Recently, the Department of Government Efficiency Service (DOGE) said it is terminating some of the office leases for the FSA and Natural Resources Conservation Services, another branch of the USDA that oversees environmental regulations and permits. One of those leases includes NRCS’ New York state office located in Syracuse.  

“Secretary Brooke Rollins fully supports President [Donald] Trump’s directive to eliminate wasteful spending and ensure taxpayer dollars are used effectively.
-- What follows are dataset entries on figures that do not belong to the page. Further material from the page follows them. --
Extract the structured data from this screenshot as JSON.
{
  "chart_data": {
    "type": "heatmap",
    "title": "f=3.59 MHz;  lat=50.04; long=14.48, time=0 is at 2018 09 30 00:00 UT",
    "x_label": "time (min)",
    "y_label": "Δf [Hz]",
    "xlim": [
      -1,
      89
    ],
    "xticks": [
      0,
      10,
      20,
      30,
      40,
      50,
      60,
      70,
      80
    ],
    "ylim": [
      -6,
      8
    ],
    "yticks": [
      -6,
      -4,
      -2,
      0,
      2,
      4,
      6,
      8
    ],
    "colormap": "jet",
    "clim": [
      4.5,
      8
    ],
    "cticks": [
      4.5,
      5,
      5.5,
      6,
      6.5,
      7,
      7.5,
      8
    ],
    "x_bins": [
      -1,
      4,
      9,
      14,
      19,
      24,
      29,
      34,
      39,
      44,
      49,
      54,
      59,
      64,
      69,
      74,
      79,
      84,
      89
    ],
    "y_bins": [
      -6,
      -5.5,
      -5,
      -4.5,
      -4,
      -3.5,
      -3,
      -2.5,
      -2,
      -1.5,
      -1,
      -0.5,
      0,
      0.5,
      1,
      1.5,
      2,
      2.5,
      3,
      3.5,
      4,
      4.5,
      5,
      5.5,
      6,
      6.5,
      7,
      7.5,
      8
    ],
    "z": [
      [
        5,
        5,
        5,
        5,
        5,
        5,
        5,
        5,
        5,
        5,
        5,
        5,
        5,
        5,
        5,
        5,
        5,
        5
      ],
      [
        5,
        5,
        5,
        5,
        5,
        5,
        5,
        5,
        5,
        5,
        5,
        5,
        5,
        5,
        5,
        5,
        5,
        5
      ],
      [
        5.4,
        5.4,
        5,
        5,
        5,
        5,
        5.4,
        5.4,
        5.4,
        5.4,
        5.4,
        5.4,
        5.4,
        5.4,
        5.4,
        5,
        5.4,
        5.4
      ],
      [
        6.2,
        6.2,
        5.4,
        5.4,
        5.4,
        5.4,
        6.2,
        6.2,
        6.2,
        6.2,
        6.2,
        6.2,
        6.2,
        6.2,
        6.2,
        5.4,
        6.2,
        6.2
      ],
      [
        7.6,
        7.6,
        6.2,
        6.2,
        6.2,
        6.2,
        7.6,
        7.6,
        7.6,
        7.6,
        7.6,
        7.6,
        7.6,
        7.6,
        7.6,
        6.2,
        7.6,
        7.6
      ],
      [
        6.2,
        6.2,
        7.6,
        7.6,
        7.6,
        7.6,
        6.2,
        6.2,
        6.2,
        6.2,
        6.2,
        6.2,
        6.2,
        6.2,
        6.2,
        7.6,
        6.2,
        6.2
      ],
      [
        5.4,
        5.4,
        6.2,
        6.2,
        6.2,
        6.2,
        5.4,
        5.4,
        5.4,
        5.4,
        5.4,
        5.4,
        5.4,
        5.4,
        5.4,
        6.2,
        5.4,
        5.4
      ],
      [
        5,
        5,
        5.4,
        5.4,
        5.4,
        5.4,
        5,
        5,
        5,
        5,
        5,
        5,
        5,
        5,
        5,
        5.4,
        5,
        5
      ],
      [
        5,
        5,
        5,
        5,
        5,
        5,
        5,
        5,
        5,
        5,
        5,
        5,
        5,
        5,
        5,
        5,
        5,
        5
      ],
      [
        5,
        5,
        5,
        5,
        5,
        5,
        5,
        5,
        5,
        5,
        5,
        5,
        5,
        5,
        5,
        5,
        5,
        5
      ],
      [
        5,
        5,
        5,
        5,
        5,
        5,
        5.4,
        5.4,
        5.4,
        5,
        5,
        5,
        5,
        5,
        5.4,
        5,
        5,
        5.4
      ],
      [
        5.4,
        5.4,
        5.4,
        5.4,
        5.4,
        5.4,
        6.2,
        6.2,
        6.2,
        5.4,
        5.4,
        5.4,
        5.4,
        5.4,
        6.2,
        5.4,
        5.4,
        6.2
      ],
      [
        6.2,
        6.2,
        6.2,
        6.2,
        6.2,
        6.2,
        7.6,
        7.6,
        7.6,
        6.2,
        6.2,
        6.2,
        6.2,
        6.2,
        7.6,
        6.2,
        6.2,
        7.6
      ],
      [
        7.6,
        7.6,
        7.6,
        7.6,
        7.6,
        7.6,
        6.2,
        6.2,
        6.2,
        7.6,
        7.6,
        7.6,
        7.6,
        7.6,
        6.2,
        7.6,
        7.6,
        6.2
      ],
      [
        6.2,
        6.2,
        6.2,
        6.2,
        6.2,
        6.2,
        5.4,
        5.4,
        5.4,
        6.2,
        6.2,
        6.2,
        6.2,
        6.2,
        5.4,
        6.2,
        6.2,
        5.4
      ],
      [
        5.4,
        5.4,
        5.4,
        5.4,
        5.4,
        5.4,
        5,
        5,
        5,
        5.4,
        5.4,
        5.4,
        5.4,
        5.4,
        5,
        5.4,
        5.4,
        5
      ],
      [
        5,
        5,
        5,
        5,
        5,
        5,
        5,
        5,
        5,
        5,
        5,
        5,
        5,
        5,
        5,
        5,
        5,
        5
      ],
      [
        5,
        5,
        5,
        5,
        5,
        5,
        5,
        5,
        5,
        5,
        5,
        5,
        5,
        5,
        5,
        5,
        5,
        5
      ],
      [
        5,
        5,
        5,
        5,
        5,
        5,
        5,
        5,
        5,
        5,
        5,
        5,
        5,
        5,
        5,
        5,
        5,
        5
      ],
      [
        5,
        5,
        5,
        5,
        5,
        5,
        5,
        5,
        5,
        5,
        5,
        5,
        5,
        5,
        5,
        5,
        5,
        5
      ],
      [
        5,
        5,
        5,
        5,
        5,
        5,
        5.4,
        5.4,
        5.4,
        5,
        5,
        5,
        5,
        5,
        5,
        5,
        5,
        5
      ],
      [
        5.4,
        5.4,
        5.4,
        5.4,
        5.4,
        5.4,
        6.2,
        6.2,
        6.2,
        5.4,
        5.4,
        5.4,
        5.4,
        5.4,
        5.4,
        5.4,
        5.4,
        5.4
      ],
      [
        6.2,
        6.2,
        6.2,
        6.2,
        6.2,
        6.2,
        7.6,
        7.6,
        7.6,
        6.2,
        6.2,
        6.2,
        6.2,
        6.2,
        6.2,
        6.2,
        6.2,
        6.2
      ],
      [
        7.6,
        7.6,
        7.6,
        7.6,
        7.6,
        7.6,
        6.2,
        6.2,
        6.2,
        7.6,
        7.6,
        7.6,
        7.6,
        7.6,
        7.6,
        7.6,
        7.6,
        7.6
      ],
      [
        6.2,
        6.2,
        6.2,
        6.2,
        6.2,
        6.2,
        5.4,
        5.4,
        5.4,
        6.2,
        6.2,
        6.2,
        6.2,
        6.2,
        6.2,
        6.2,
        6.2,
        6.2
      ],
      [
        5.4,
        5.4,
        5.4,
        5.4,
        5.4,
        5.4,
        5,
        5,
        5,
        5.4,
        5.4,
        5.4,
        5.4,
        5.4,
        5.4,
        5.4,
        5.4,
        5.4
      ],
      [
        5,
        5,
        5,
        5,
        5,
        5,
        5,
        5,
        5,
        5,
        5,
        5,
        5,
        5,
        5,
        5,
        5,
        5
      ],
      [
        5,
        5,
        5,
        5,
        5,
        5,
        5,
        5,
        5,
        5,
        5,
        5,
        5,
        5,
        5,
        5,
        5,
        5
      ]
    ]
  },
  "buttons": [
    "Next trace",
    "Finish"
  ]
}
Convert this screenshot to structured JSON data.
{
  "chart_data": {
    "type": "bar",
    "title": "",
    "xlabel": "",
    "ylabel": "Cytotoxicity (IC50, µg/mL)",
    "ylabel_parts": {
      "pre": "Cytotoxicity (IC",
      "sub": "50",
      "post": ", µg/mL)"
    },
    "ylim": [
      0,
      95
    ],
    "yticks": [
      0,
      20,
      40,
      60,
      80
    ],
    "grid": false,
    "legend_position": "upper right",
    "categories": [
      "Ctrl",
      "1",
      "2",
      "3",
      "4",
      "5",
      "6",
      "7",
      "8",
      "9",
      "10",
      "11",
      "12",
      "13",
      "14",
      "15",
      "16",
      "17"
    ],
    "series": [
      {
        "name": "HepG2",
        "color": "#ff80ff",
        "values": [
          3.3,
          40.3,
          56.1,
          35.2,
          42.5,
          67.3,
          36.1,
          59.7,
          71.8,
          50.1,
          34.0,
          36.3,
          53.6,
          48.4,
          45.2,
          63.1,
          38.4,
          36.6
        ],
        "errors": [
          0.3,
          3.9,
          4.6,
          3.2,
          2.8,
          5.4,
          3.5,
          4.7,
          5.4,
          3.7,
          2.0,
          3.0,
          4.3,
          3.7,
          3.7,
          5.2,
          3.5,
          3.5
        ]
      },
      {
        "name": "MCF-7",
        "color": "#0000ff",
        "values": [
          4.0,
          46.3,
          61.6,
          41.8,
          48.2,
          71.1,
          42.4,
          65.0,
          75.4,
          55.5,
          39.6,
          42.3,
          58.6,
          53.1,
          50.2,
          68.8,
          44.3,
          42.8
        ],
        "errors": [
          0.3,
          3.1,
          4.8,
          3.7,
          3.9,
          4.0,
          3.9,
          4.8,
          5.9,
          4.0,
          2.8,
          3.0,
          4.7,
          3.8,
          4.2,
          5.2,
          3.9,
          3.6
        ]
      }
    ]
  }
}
USDA is optimizing building capacity and consolidating underutilized offices to reduce inefficiencies while continuing to prioritize frontline services for farmers, ranchers and rural communities,” said a spokesperson for the USDA.  

The USDA declined to do a full interview on the closure of the office in Syracuse.

These factors have led to uncertainty for agriculture stakeholders and farmers, McMahon said.  

“I think the biggest issue is just that nobody knows what’s happening. Employees are talking to their bosses, and they don’t know, and that echoes all the way to the state office,” he said. 

While Snyder said she hasn’t hit delays yet when working with the FSA to secure funding for her farm, she worries they will happen. 

“If you had somebody that was hired six months ago, you don’t know if you can count on that person being there anymore. It’s just the uneasiness, I get the ideas (Trump) is trying to promote but it definitely makes for unsettled times,” Snyder said.